O tema é agora tratado numa exposição no Museu Antigo (Colecção do Fundador) e num núcleo de obras exposto no Museu Moderno
É a + importante iniciativa da FG no capítulo da arte portuguesa entre a sua II Exposição de 1961 e a inauguração da Sede, que incluiu a "Exp. de Arte Portuguesa Contemporânea", mas é também a menos valorizada e mais desconhecida. Note-se, por exemplo, que não figura na cronologia do catálogo "50 anos de Arte Portuguesa", de 2007, nem aí é abordada.
O estudo de referência para o tema é a tese de Leonor da Conceição Silva Ribeiro e Alves de Oliveira "Fundação Calouste Gulbenkian: estratégias de apoio e internacionalização da arte portuguesa 1957-1969", FCSU-UN 2013, mas também aqui a informação é quase nula.

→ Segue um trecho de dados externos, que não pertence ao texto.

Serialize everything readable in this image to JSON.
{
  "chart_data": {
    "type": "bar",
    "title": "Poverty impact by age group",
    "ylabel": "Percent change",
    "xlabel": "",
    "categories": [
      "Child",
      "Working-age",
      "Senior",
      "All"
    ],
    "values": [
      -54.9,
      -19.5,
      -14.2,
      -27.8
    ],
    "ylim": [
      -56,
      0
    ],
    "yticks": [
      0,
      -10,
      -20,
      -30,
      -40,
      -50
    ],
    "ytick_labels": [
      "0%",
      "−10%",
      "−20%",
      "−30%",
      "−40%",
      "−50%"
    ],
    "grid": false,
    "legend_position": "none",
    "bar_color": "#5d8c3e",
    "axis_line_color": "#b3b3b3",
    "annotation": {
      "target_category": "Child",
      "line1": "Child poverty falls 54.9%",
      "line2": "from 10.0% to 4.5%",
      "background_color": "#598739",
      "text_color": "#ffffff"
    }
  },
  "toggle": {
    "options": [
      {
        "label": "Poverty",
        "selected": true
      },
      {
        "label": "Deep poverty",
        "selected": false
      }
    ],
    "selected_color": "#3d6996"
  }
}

"Em novembro de 1966, a FCG organizou, em Bagdad, no Museu Nacional de Arte Moderna, cuja construção foi por si financiada, uma exposição de obras de arte contemporânea, integrando artistas portugueses e estrangeiros, o que constituiu a mostra mais alargada da sua coleção realizada até então (509). (Nota 509: «However, none of these exhibitions so far organised has assumed the significance attaching to that which is now being presented in Baghdad, and none of them, we would stress, has included such a large number of works from so many distinct countries and representing so many artistic tendencies». Esta exposição teve lugar no Museu Nacional de Arte Moderna do Iraque, cuja construção foi financiada pela FCG. Exhibition of works of contemporary art belonging to the Calouste Gulbenkian Foundation. Lisboa: Fundação Calouste Gulbenkian, 1966. (pag. 330-331)
19Dez. Nota do facebook: "Continuando a falar do Museu Gulbenkian, digo que tenho em grande consideração a exploração da colecção moderna que a directora Penelope Curtis tem vindo a fazer, subvertendo ou questionando hierarquias instaladas, propondo surpresas e interrogações. Começou por rever as aquisições da FG por efeito da Exp. de 1957, quando ela iniciou a sua programação e a Fundação começava a sua história, e agora põe em destaque a exp. levada ao Iraque em 1966, recordada em dois espaços: no piso inferior do Museu, no quadro da aventura da Gulbenkian em Bagdad - confusamente mostrada, é certo -, e no piso 2 do Museu Moderno em espaço próprio. Aqui com artistas relevantes à época e depois ± esquecidos: Nuno de Siqueira, com uma interessante paisagem abstracta em estratos sobrepostos que foi a sua imagem de marca, e Artur Bual e Luís Demée, com expressões do seu tempo (é bom rever as tendências que estiveram em voga e se julgaram definitivas). Também com uma poderosa tela de João Vieira gestualmente caligráfica. Depois no Museu, com Ângelo de Sousa e José Escada, René Bertholo e Júlio Pomar, e o influente brasileiro Waldemar da Costa (Composição em Azul, 1960) e outros. Por necessidade de representação a FG então fez compras, começou a pensar uma colecção: é uma data.
Mas aponte-se também como a Gulbenkian de hoje apaga o seu 1º presidente e criador, José de Azeredo Perdigão, não identificado na fotografia (uma legenda implica sempre nomear as pessoas representadas, quando não são anónimos elementos do povo). Aqui o anonimato é intencional ou incompetente? Seja como for, é escandaloso e põe em cheque a actual administração."